Convolutional neural networks have been successful in solving many socially important and economically significant problems. This ability to learn complex high-dimensional functions hierarchically can be attributed to the use of nonlinear activation functions. A key discovery that made training deep networks feasible was the adoption of the Rectified Linear Unit (ReLU) activation function to alleviate the vanishing gradient problem caused by using saturating activation functions. Since then, many improved variants of the ReLU activation have been proposed. However, a majority of activation functions used today are non-oscillatory and monotonically increasing due to their biological plausibility. This paper demonstrates that oscillatory activation functions can improve gradient flow and reduce network size. Two theorems on limits of non-oscillatory activation functions are presented. A new oscillatory activation function called Growing Cosine Unit(GCU) defined as $C(z) = z\cos z$ that outperforms Sigmoids, Swish, Mish and ReLU on a variety of architectures and benchmarks is presented. The GCU activation has multiple zeros enabling single GCU neurons to have multiple hyperplanes in the decision boundary. This allows single GCU neurons to learn the XOR function without feature engineering. Experimental results indicate that replacing the activation function in the convolution layers with the GCU activation function significantly improves performance on CIFAR-10, CIFAR-100 and Imagenette.

Figures (14)

• Figure 1: The XOR problem is the task of learning the XOR function with the smallest network. The red dots must be classified as positive (represented by +1) and the black dots must be classified as negative (represented by -1). A single line (hyperplane) cannot separate the two classes.

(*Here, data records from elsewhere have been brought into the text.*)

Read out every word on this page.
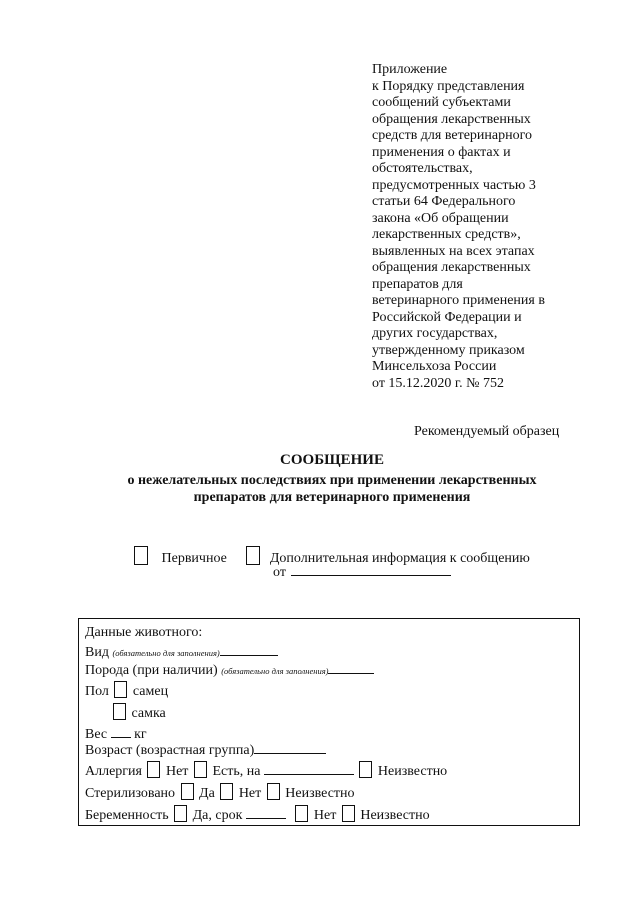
Приложение
к Порядку представления
сообщений субъектами
обращения лекарственных
средств для ветеринарного
применения о фактах и
обстоятельствах,
предусмотренных частью 3
статьи 64 Федерального
закона «Об обращении
лекарственных средств»,
выявленных на всех этапах
обращения лекарственных
препаратов для
ветеринарного применения в
Российской Федерации и
других государствах,
утвержденному приказом
Минсельхоза России
от 15.12.2020 г. № 752
Рекомендуемый образец
СООБЩЕНИЕ
о нежелательных последствиях при применении лекарственных
препаратов для ветеринарного применения
Первичное	Дополнительная информация к сообщению
от
Данные животного:
Вид (обязательно для заполнения)
Порода (при наличии) (обязательно для заполнения)
Пол самец
самка
Вес кг
Возраст (возрастная группа)
Аллергия Нет Есть, на	Неизвестно
Стерилизовано Да Нет Неизвестно
Беременность Да, срок	Нет Неизвестно
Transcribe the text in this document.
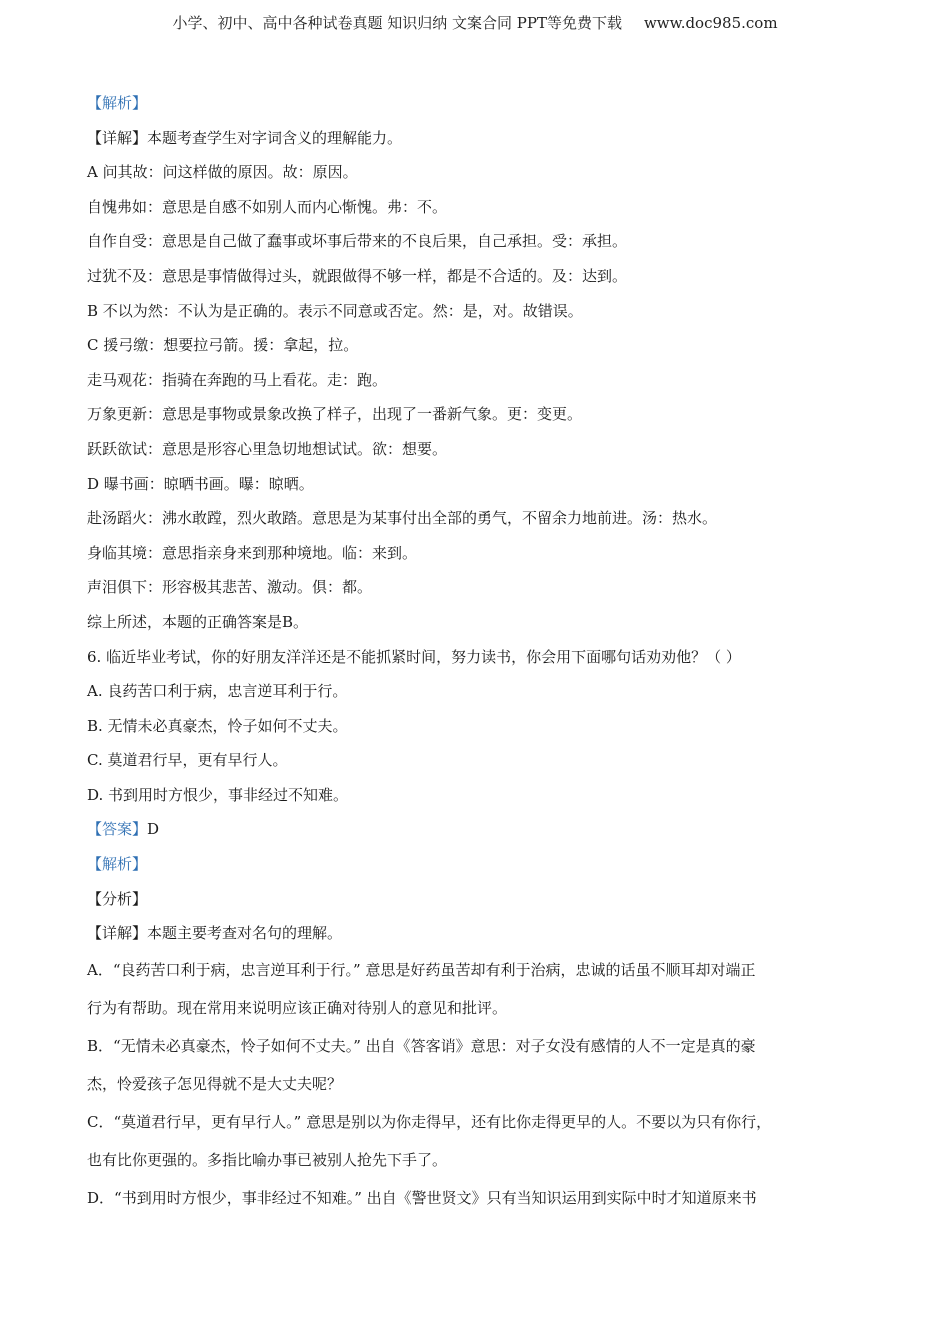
小学、初中、高中各种试卷真题 知识归纳 文案合同 PPT等免费下载 www.doc985.com
【解析】
【详解】本题考查学生对字词含义的理解能力。
A 问其故：问这样做的原因。故：原因。
自愧弗如：意思是自感不如别人而内心惭愧。弗：不。
自作自受：意思是自己做了蠢事或坏事后带来的不良后果，自己承担。受：承担。
过犹不及：意思是事情做得过头，就跟做得不够一样，都是不合适的。及：达到。
B 不以为然：不认为是正确的。表示不同意或否定。然：是，对。故错误。
C 援弓缴：想要拉弓箭。援：拿起，拉。
走马观花：指骑在奔跑的马上看花。走：跑。
万象更新：意思是事物或景象改换了样子，出现了一番新气象。更：变更。
跃跃欲试：意思是形容心里急切地想试试。欲：想要。
D 曝书画：晾晒书画。曝：晾晒。
赴汤蹈火：沸水敢蹚，烈火敢踏。意思是为某事付出全部的勇气，不留余力地前进。汤：热水。
身临其境：意思指亲身来到那种境地。临：来到。
声泪俱下：形容极其悲苦、激动。俱：都。
综上所述，本题的正确答案是B。
6. 临近毕业考试，你的好朋友洋洋还是不能抓紧时间，努力读书，你会用下面哪句话劝劝他？（ ）
A. 良药苦口利于病，忠言逆耳利于行。
B. 无情未必真豪杰，怜子如何不丈夫。
C. 莫道君行早，更有早行人。
D. 书到用时方恨少，事非经过不知难。
【答案】D
【解析】
【分析】
【详解】本题主要考查对名句的理解。
A．“良药苦口利于病，忠言逆耳利于行。” 意思是好药虽苦却有利于治病，忠诚的话虽不顺耳却对端正
行为有帮助。现在常用来说明应该正确对待别人的意见和批评。
B．“无情未必真豪杰，怜子如何不丈夫。” 出自《答客诮》意思：对子女没有感情的人不一定是真的豪
杰，怜爱孩子怎见得就不是大丈夫呢？
C．“莫道君行早，更有早行人。” 意思是别以为你走得早，还有比你走得更早的人。不要以为只有你行，
也有比你更强的。多指比喻办事已被别人抢先下手了。
D．“书到用时方恨少，事非经过不知难。” 出自《警世贤文》只有当知识运用到实际中时才知道原来书
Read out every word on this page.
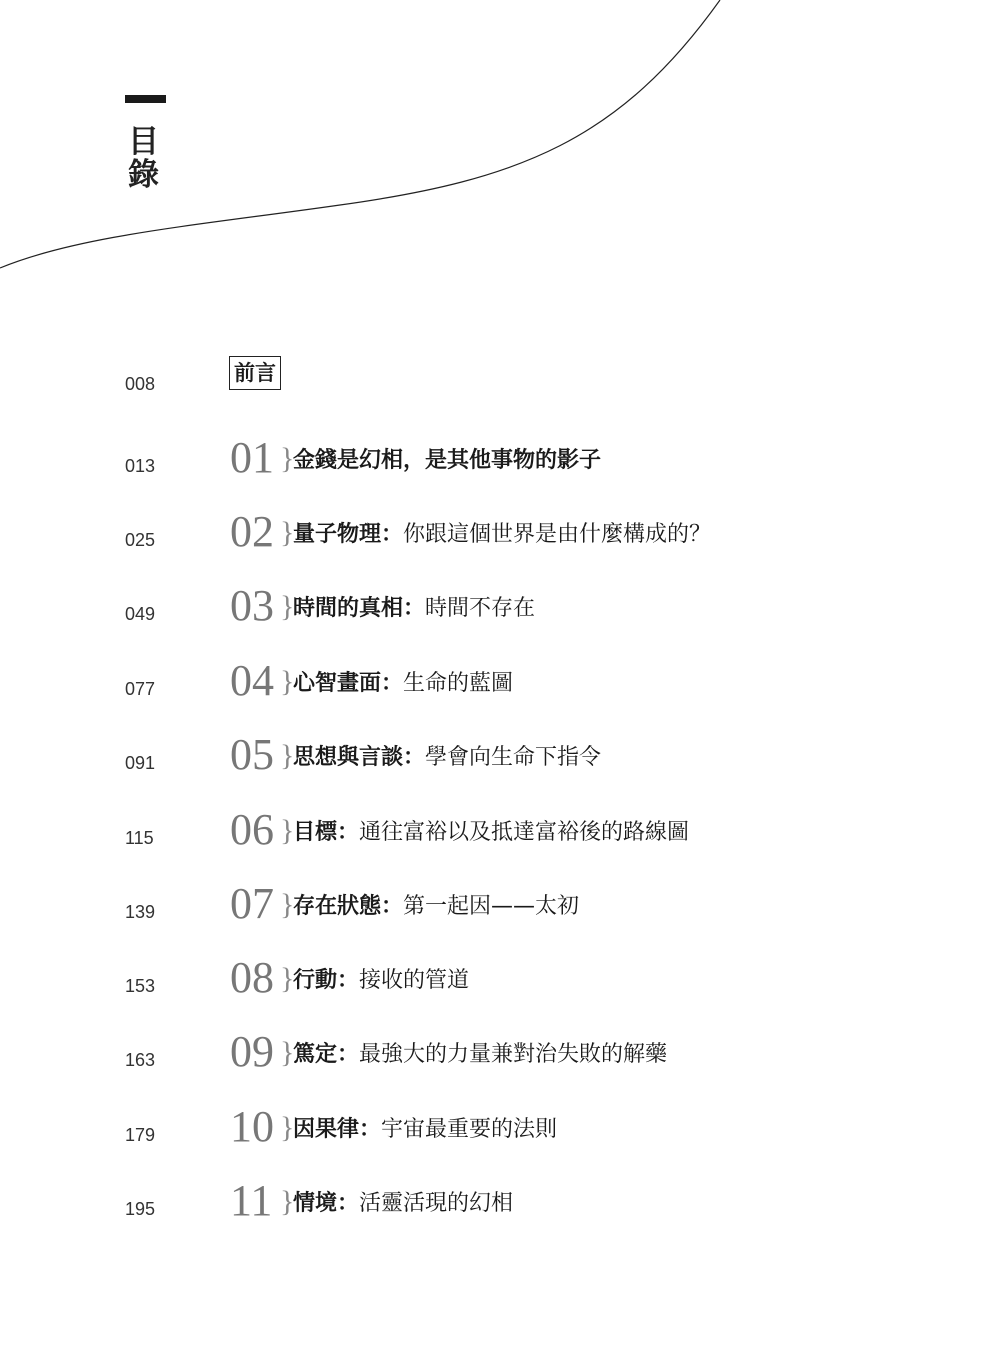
目
錄
008	前言
013 01 }
金錢是幻相，是其他事物的影子
025 02 }
量子物理：你跟這個世界是由什麼構成的？
049 03 }
時間的真相：時間不存在
077 04 }
心智畫面：生命的藍圖
091 05 }
思想與言談：學會向生命下指令
115 06 }
目標：通往富裕以及抵達富裕後的路線圖
139 07 }
存在狀態：第一起因——太初
153 08 }
行動：接收的管道
163 09 }
篤定：最強大的力量兼對治失敗的解藥
179 10 }
因果律：宇宙最重要的法則
195 11 }
情境：活靈活現的幻相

• Figure 2: Two solutions to the XOR problem learnt by a single neuron using the GCU activation function. Points in yellow were assigned a class label of +1 and points in blue were assigned a class label of -1 by a single GCU neuron.
• Figure 3: A single neuron solution to the XOR problem. A single neuron with the GCU activation function is capable of learning the XOR dataset shown in (\ref{['Eq: XOR dataset']}) exactly. The signum function at the output is used to map output values to $\pm 1$.
• Figure 4: Plot of different activation functions
• Figure 6: Average time over 1000 independent runs. Where each run consisted of applying the activation to a vector of length $10^{6}$ with elements uniformly distributed in the interval [-5 , 5].